I wrote a note to the kids in my blog re why the cortex outputs 253 with an open A/D port. I did the calculation assuming a pull up resistor 470k, a pull down resistor of 20K and a series resistor of 10 k per the cortex interface spec.

So with no input, we would expect a digital value of 5v*(20k)/(470k+20k) *4096/3.3v=253 . This is just ohms law applied to series resistors working as a voltage divider. This is indeed close to what I see using the debug with a potentiometer sensor type.

With a plug in , the debug sensor value is around 5 counts.

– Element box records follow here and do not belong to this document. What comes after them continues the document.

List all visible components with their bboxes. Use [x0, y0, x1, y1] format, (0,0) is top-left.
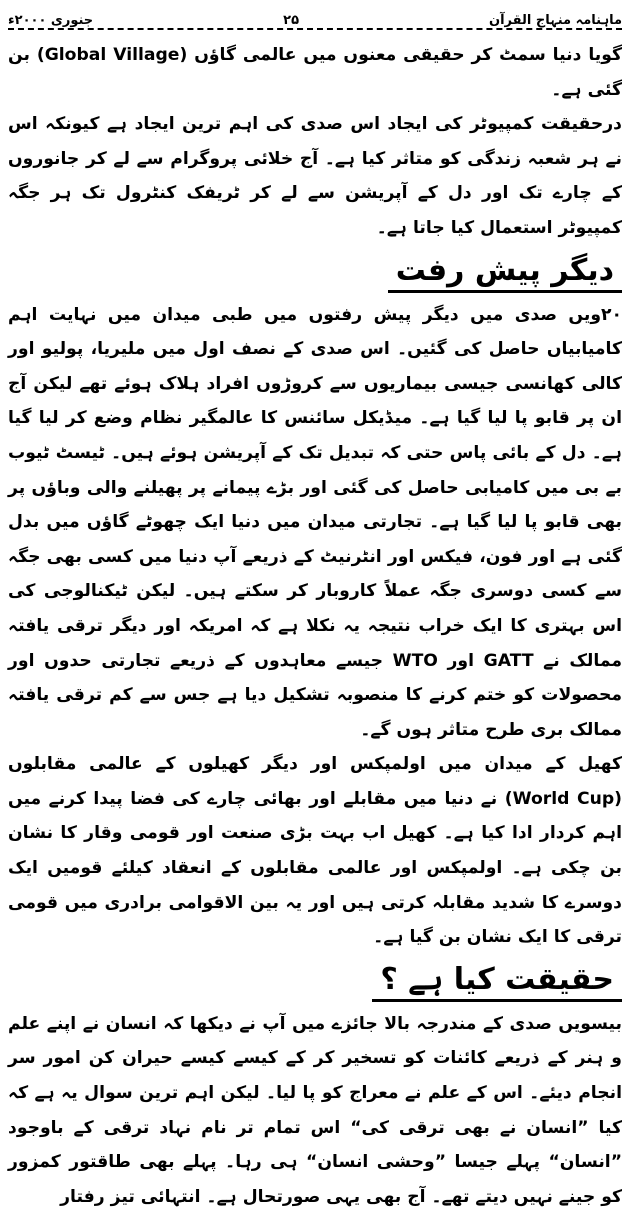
header-magazine-title: ماہنامہ منہاج القرآن [488, 13, 622, 28]
article-body [8, 38, 622, 1214]
header-date: جنوری ۲۰۰۰ء [8, 13, 94, 28]
section-heading-progress-text: دیگر پیش رفت [388, 253, 622, 293]
reality-paragraph: بیسویں صدی کے مندرجہ بالا جائزے میں آپ نے دیکھا کہ انسان نے اپنے علم و ہنر کے ذریعے کائنات کو تسخیر کر کے کیسے کیسے حیران کن امور سر انجام دیئے۔ اس کے علم نے معراج کو پا لیا۔ لیکن اہم ترین سوال یہ ہے کہ کیا ”انسان نے بھی ترقی کی“ اس تمام تر نام نہاد ترقی کے باوجود ”انسان“ پہلے جیسا ”وحشی انسان“ ہی رہا۔ پہلے بھی طاقتور کمزور کو جینے نہیں دیتے تھے۔ آج بھی یہی صورتحال ہے۔ انتہائی تیز رفتار [8, 1013, 622, 1207]
section-heading-reality-text: حقیقت کیا ہے ؟ [372, 962, 622, 1002]
intro-line: گویا دنیا سمٹ کر حقیقی معنوں میں عالمی گاؤں (Global Village) بن گئی ہے۔ [8, 45, 622, 100]
header-page-number: ۲۵ [283, 13, 300, 28]
running-header [8, 6, 622, 30]
section-heading-progress [8, 248, 622, 294]
sports-paragraph: کھیل کے میدان میں اولمپکس اور دیگر کھیلوں کے عالمی مقابلوں (World Cup) نے دنیا میں مقابلے اور بھائی چارے کی فضا پیدا کرنے میں اہم کردار ادا کیا ہے۔ کھیل اب بہت بڑی صنعت اور قومی وقار کا نشان بن چکی ہے۔ اولمپکس اور عالمی مقابلوں کے انعقاد کیلئے قومیں ایک دوسرے کا شدید مقابلہ کرتی ہیں اور یہ بین الاقوامی برادری میں قومی ترقی کا ایک نشان بن گیا ہے۔ [8, 754, 622, 948]
section-heading-reality [8, 957, 622, 1003]
computer-paragraph: درحقیقت کمپیوٹر کی ایجاد اس صدی کی اہم ترین ایجاد ہے کیونکہ اس نے ہر شعبہ زندگی کو متاثر کیا ہے۔ آج خلائی پروگرام سے لے کر جانوروں کے چارے تک اور دل کے آپریشن سے لے کر ٹریفک کنٹرول تک ہر جگہ کمپیوٹر استعمال کیا جاتا ہے۔ [8, 114, 623, 238]
progress-paragraph: ۲۰ویں صدی میں دیگر پیش رفتوں میں طبی میدان میں نہایت اہم کامیابیاں حاصل کی گئیں۔ اس صدی کے نصف اول میں ملیریا، پولیو اور کالی کھانسی جیسی بیماریوں سے کروڑوں افراد ہلاک ہوئے تھے لیکن آج ان پر قابو پا لیا گیا ہے۔ میڈیکل سائنس کا عالمگیر نظام وضع کر لیا گیا ہے۔ دل کے بائی پاس حتی کہ تبدیل تک کے آپریشن ہوئے ہیں۔ ٹیسٹ ٹیوب بے بی میں کامیابی حاصل کی گئی اور بڑے پیمانے پر پھیلنے والی وباؤں پر بھی قابو پا لیا گیا ہے۔ تجارتی میدان میں دنیا ایک چھوٹے گاؤں میں بدل گئی ہے اور فون، فیکس اور انٹرنیٹ کے ذریعے آپ دنیا میں کسی بھی جگہ سے کسی دوسری جگہ عملاً کاروبار کر سکتے ہیں۔ لیکن ٹیکنالوجی کی اس بہتری کا ایک خراب نتیجہ یہ نکلا ہے کہ امریکہ اور دیگر ترقی یافتہ ممالک نے GATT اور WTO جیسے معاہدوں کے ذریعے تجارتی حدوں اور محصولات کو ختم کرنے کا منصوبہ تشکیل دیا ہے جس سے کم ترقی یافتہ ممالک بری طرح متاثر ہوں گے۔ [8, 304, 622, 740]
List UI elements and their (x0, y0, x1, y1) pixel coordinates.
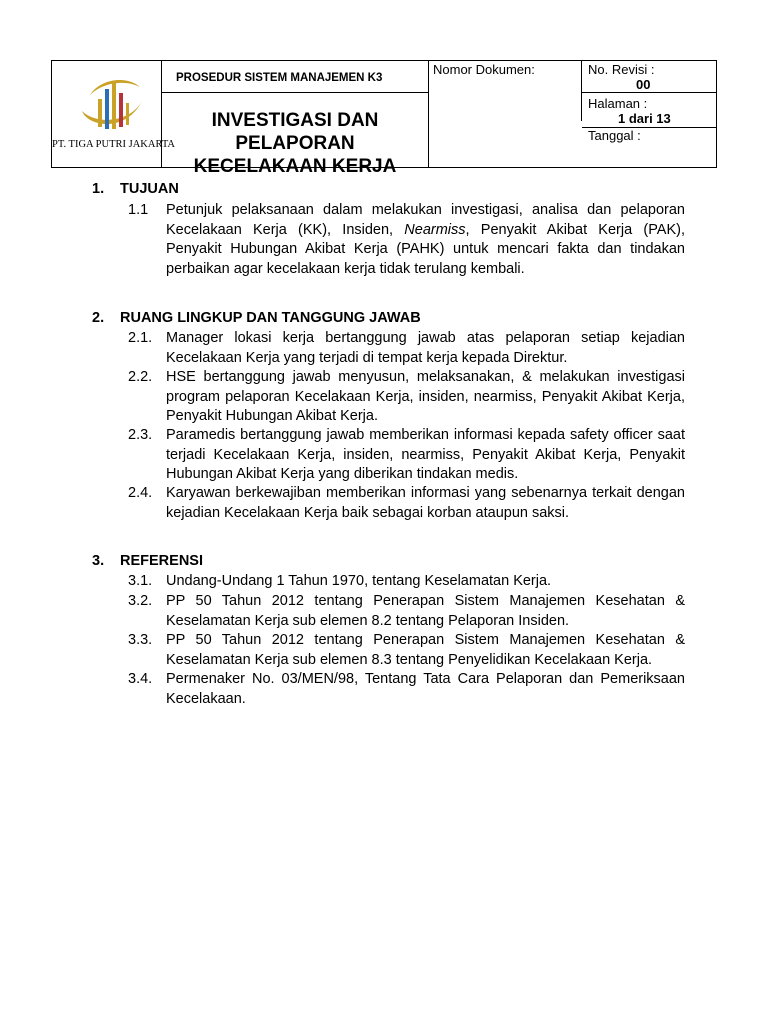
item-number: 3.1. (128, 573, 153, 589)
section-number: 2. (92, 310, 105, 326)
list-item (128, 484, 685, 523)
list-item (128, 426, 685, 485)
company-name: PT. TIGA PUTRI JAKARTA (52, 139, 175, 150)
item-text: Permenaker No. 03/MEN/98, Tentang Tata Cara Pelaporan dan Pemeriksaan Kecelakaan. (166, 671, 685, 707)
item-number: 2.4. (128, 485, 153, 501)
title-line-1: INVESTIGASI DAN PELAPORAN (211, 110, 379, 154)
item-number: 2.2. (128, 369, 153, 385)
list-item (128, 329, 685, 368)
list-item (128, 631, 685, 670)
item-number: 3.2. (128, 593, 153, 609)
page-value: 1 dari 13 (618, 111, 671, 126)
list-item (128, 201, 685, 279)
item-number: 3.3. (128, 632, 153, 648)
list-item (128, 670, 685, 709)
item-text: Manager lokasi kerja bertanggung jawab atas pelaporan setiap kejadian Kecelakaan Kerja yang terjadi di tempat kerja kepada Direktur. (166, 330, 685, 366)
revision-cell (582, 61, 717, 93)
item-text: Karyawan berkewajiban memberikan informasi yang sebenarnya terkait dengan kejadian Kecelakaan Kerja baik sebagai korban ataupun saksi. (166, 485, 685, 521)
section-heading (92, 553, 203, 569)
item-text: PP 50 Tahun 2012 tentang Penerapan Sistem Manajemen Kesehatan & Keselamatan Kerja sub elemen 8.3 tentang Penyelidikan Kecelakaan Kerja. (166, 632, 685, 668)
section-title: REFERENSI (120, 553, 203, 569)
section-number: 3. (92, 553, 105, 569)
page-cell (582, 93, 717, 167)
item-number: 2.1. (128, 330, 153, 346)
document-title (162, 93, 429, 177)
date-label: Tanggal : (588, 128, 641, 143)
section-title: RUANG LINGKUP DAN TANGGUNG JAWAB (120, 310, 421, 326)
list-item (128, 368, 685, 427)
section-heading (92, 310, 421, 326)
item-number: 2.3. (128, 427, 153, 443)
document-header (51, 60, 717, 177)
revision-label: No. Revisi : (588, 62, 655, 77)
title-line-2: KECELAKAAN KERJA (193, 156, 397, 177)
company-logo-icon (76, 71, 146, 135)
section-number: 1. (92, 181, 105, 197)
item-text: HSE bertanggung jawab menyusun, melaksanakan, & melakukan investigasi program pelaporan Kecelakaan Kerja, insiden, nearmiss, Penyakit Akibat Kerja, Penyakit Hubungan Akibat Kerja. (166, 369, 685, 424)
section-heading (92, 181, 179, 197)
list-item (128, 572, 685, 592)
page-label: Halaman : (588, 96, 648, 111)
company-logo-cell (52, 61, 175, 167)
item-text: PP 50 Tahun 2012 tentang Penerapan Sistem Manajemen Kesehatan & Keselamatan Kerja sub elemen 8.2 tentang Pelaporan Insiden. (166, 593, 685, 629)
item-text: Undang-Undang 1 Tahun 1970, tentang Keselamatan Kerja. (166, 573, 552, 589)
item-text: Petunjuk pelaksanaan dalam melakukan investigasi, analisa dan pelaporan Kecelakaan Kerja (KK), Insiden, Nearmiss, Penyakit Akibat Kerja (PAK), Penyakit Hubungan Akibat Kerja (PAHK) untuk mencari fakta dan tindakan perbaikan agar kecelakaan kerja tidak terulang kembali. (166, 202, 685, 277)
item-number: 1.1 (128, 202, 149, 218)
item-number: 3.4. (128, 671, 153, 687)
revision-value: 00 (636, 77, 651, 92)
list-item (128, 592, 685, 631)
system-name: PROSEDUR SISTEM MANAJEMEN K3 (162, 61, 429, 93)
item-text: Paramedis bertanggung jawab memberikan informasi kepada safety officer saat terjadi Kecelakaan Kerja, insiden, nearmiss, Penyakit Akibat Kerja, Penyakit Hubungan Akibat Kerja yang diberikan tindakan medis. (166, 427, 685, 482)
doc-number-label: Nomor Dokumen: (429, 61, 582, 121)
section-title: TUJUAN (120, 181, 179, 197)
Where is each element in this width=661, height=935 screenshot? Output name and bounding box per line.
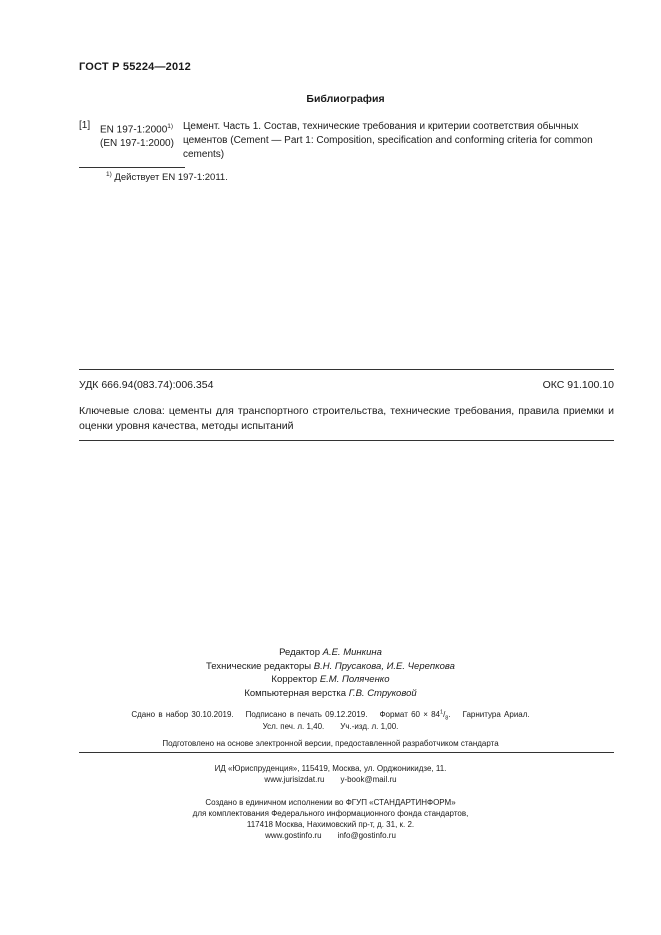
credit-editor-name: А.Е. Минкина: [322, 647, 382, 658]
credit-tech-label: Технические редакторы: [206, 660, 314, 672]
divider-footer: [79, 752, 614, 753]
credit-layout-label: Компьютерная верстка: [244, 687, 349, 699]
print-info-line2: [0, 722, 661, 731]
submitted-date: Сдано в набор 30.10.2019.: [131, 709, 234, 719]
print-info-line1: [0, 709, 661, 721]
credit-editor: [0, 646, 661, 660]
gostinfo-email-link[interactable]: info@gostinfo.ru: [337, 831, 396, 840]
made-by-line3: 117418 Москва, Нахимовский пр-т, д. 31, к. 2.: [246, 820, 415, 829]
bib-entry-code: [100, 120, 174, 151]
paper-format: [379, 709, 451, 722]
bib-entry-code-line2: (EN 197-1:2000): [100, 138, 174, 150]
standard-code-header: ГОСТ Р 55224—2012: [79, 61, 191, 73]
footnote: [106, 171, 228, 183]
footnote-mark: 1): [106, 171, 112, 178]
made-by-block: [0, 797, 661, 841]
typeface: Гарнитура Ариал.: [462, 709, 530, 719]
bib-entry-code-line1: [100, 120, 174, 137]
format-slash: /: [443, 709, 446, 719]
format-base: Формат 60 × 84: [379, 709, 440, 719]
keywords: Ключевые слова: цементы для транспортного строительства, технические требования, правила приемки и оценки уровня качества, методы испытаний: [79, 405, 614, 432]
credit-tech-name: В.Н. Прусакова, И.Е. Черепкова: [313, 660, 455, 672]
publisher-contacts: [0, 774, 661, 785]
made-by-contacts: [0, 830, 661, 841]
udk-code: УДК 666.94(083.74):006.354: [79, 379, 214, 391]
credit-corrector: [0, 673, 661, 687]
divider-top: [79, 369, 614, 370]
format-denominator: 8: [445, 715, 449, 722]
credit-corrector-name: Е.М. Поляченко: [319, 674, 390, 685]
made-by-line2: для комплектования Федерального информационного фонда стандартов,: [192, 809, 469, 818]
bib-entry-number: [1]: [79, 120, 91, 131]
credit-tech-editors: [0, 660, 661, 674]
edit-sheets: Уч.-изд. л. 1,00.: [340, 722, 399, 731]
bibliography-title: [0, 93, 661, 105]
footnote-rule: [79, 167, 185, 168]
format-period: .: [448, 709, 451, 719]
publisher-block: [0, 763, 661, 785]
publisher-address: ИД «Юриспруденция», 115419, Москва, ул. Орджоникидзе, 11.: [214, 764, 447, 773]
footnote-text: Действует EN 197-1:2011.: [111, 172, 228, 184]
credits-block: [0, 646, 661, 700]
print-sheets: Усл. печ. л. 1,40.: [262, 722, 325, 731]
credit-layout-name: Г.В. Струковой: [348, 687, 417, 699]
credit-corrector-label: Корректор: [271, 674, 320, 685]
bib-entry-code-main: EN 197-1:2000: [100, 124, 168, 136]
made-by-line1: Создано в единичном исполнении во ФГУП «СТАНДАРТИНФОРМ»: [205, 798, 456, 807]
oks-code: ОКС 91.100.10: [542, 379, 614, 391]
signed-date: Подписано в печать 09.12.2019.: [245, 709, 368, 719]
format-numerator: 1: [440, 709, 444, 715]
gostinfo-site-link[interactable]: www.gostinfo.ru: [265, 831, 322, 840]
bib-entry-text: Цемент. Часть 1. Состав, технические требования и критерии соответствия обычных цементов (Cement — Part 1: Composition, specification and conforming criteria for common cements): [183, 121, 593, 160]
bibliography-title-text: Библиография: [306, 93, 385, 105]
bib-entry-footnote-mark: 1): [167, 123, 174, 130]
publisher-email-link[interactable]: y-book@mail.ru: [340, 775, 397, 784]
prepared-note: Подготовлено на основе электронной версии, предоставленной разработчиком стандарта: [162, 739, 499, 748]
credit-layout: [0, 687, 661, 701]
divider-bottom: [79, 440, 614, 441]
credit-editor-label: Редактор: [279, 647, 323, 658]
publisher-site-link[interactable]: www.jurisizdat.ru: [264, 775, 325, 784]
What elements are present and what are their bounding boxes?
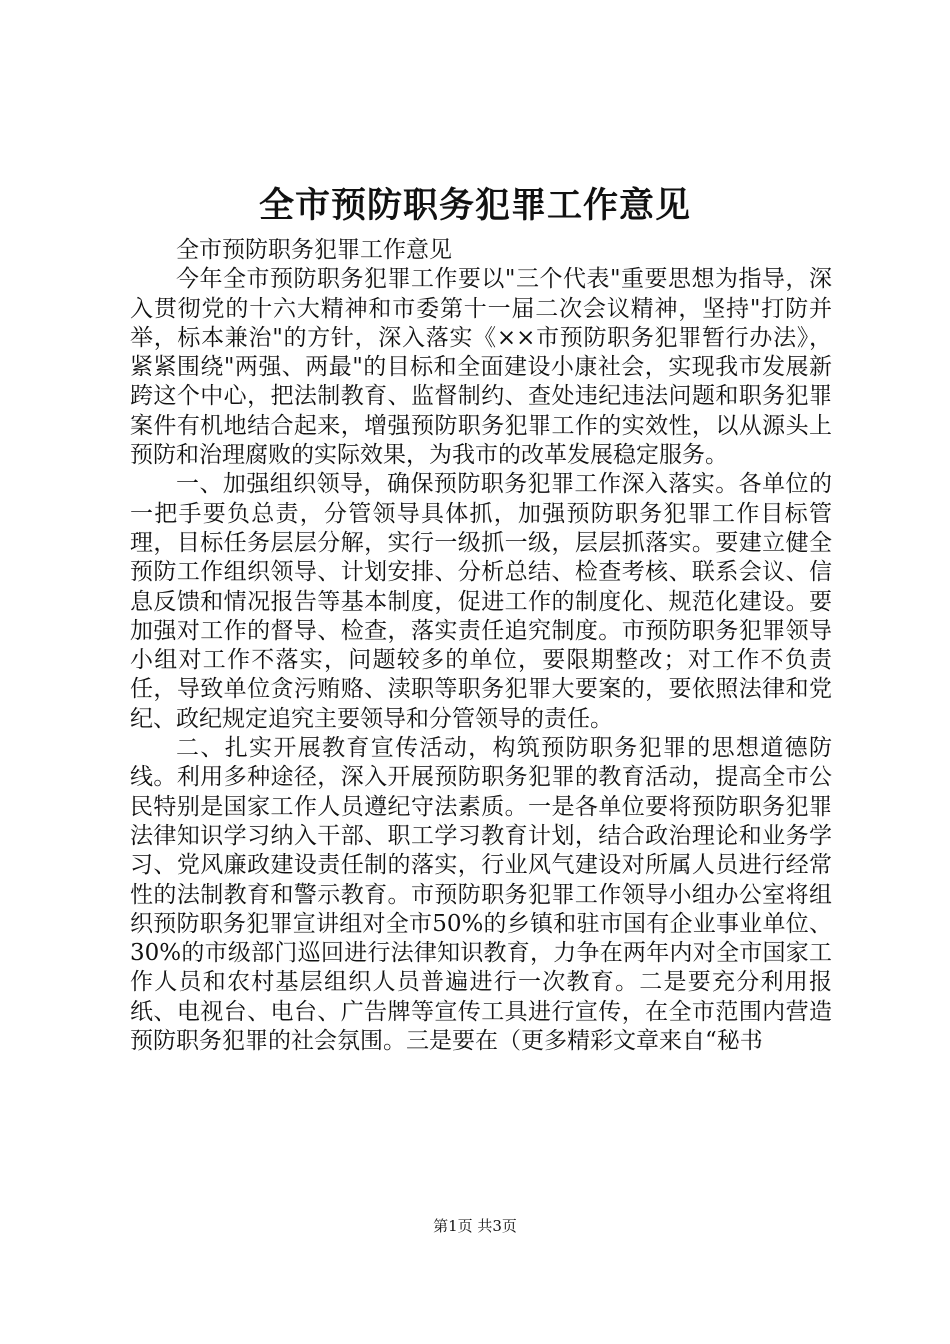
document-body [130, 236, 832, 1056]
document-title: 全市预防职务犯罪工作意见 [258, 185, 691, 226]
body-paragraph-intro: 今年全市预防职务犯罪工作要以"三个代表"重要思想为指导，深入贯彻党的十六大精神和市委第十一届二次会议精神，坚持"打防并举，标本兼治"的方针，深入落实《××市预防职务犯罪暂行办法》，紧紧围绕"两强、两最"的目标和全面建设小康社会，实现我市发展新跨这个中心，把法制教育、监督制约、查处违纪违法问题和职务犯罪案件有机地结合起来，增强预防职务犯罪工作的实效性，以从源头上预防和治理腐败的实际效果，为我市的改革发展稳定服务。 [130, 266, 832, 469]
body-paragraph-subtitle: 全市预防职务犯罪工作意见 [176, 237, 452, 263]
body-paragraph-section-one: 一、加强组织领导，确保预防职务犯罪工作深入落实。各单位的一把手要负总责，分管领导具体抓，加强预防职务犯罪工作目标管理，目标任务层层分解，实行一级抓一级，层层抓落实。要建立健全预防工作组织领导、计划安排、分析总结、检查考核、联系会议、信息反馈和情况报告等基本制度，促进工作的制度化、规范化建设。要加强对工作的督导、检查，落实责任追究制度。市预防职务犯罪领导小组对工作不落实，问题较多的单位，要限期整改；对工作不负责任，导致单位贪污贿赂、渎职等职务犯罪大要案的，要依照法律和党纪、政纪规定追究主要领导和分管领导的责任。 [130, 471, 832, 732]
body-paragraph-section-two: 二、扎实开展教育宣传活动，构筑预防职务犯罪的思想道德防线。利用多种途径，深入开展预防职务犯罪的教育活动，提高全市公民特别是国家工作人员遵纪守法素质。一是各单位要将预防职务犯罪法律知识学习纳入干部、职工学习教育计划，结合政治理论和业务学习、党风廉政建设责任制的落实，行业风气建设对所属人员进行经常性的法制教育和警示教育。市预防职务犯罪工作领导小组办公室将组织预防职务犯罪宣讲组对全市50%的乡镇和驻市国有企业事业单位、30%的市级部门巡回进行法律知识教育，力争在两年内对全市国家工作人员和农村基层组织人员普遍进行一次教育。二是要充分利用报纸、电视台、电台、广告牌等宣传工具进行宣传，在全市范围内营造预防职务犯罪的社会氛围。三是要在（更多精彩文章来自“秘书 [130, 735, 832, 1055]
page-number-indicator: 第1页 共3页 [433, 1217, 517, 1235]
page-footer [0, 1216, 950, 1236]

With the input shorted to ground, the 10K series resistor is now in parallel with the 20K pull down resistor. This gives an equivalent pull down of 6.67k ohms. When I calculate the counts 5v*6.67K/(470k + 6.67k)*4096/3.3v = 87 . So I’m not sure why the Cortex outputs 5. Any ideas? Did I calculate correctly?

My speculation:

It may be that there is some software compensation that attempts to linearize the counts due to the fact that the series and pull-down resistors are about the same magnitude of the Vex potentiometer (10k) and they load the pot down so the actual voltage is nonlinear with pot rotation. One can derive the formula for the exact counts using circuit theory. If you ignore the 470k pull-up resistor (reasonable for most pot resistances) then the counts are given by

counts = 4096*5/3.3*( p*2)/((1-p)*(p+ 3) + 3*p) where p is the pot ratio [0 to 1]

If p = 1 ( pot outputs 5 volts) counts = 4096*10/9.9 or about full value

If p= 0 (pot outputs 0 volts) counts = 0

if p = .5 counts = 4096* 5/3.3*1/3.25= 4096*( .466)

The .466 would be .5 if the pot wasn’t loaded down. So it is about a 6% error. Correction software could use the inverse of the above counts eq and solve for p given counts. This would be the real ratio for a given count.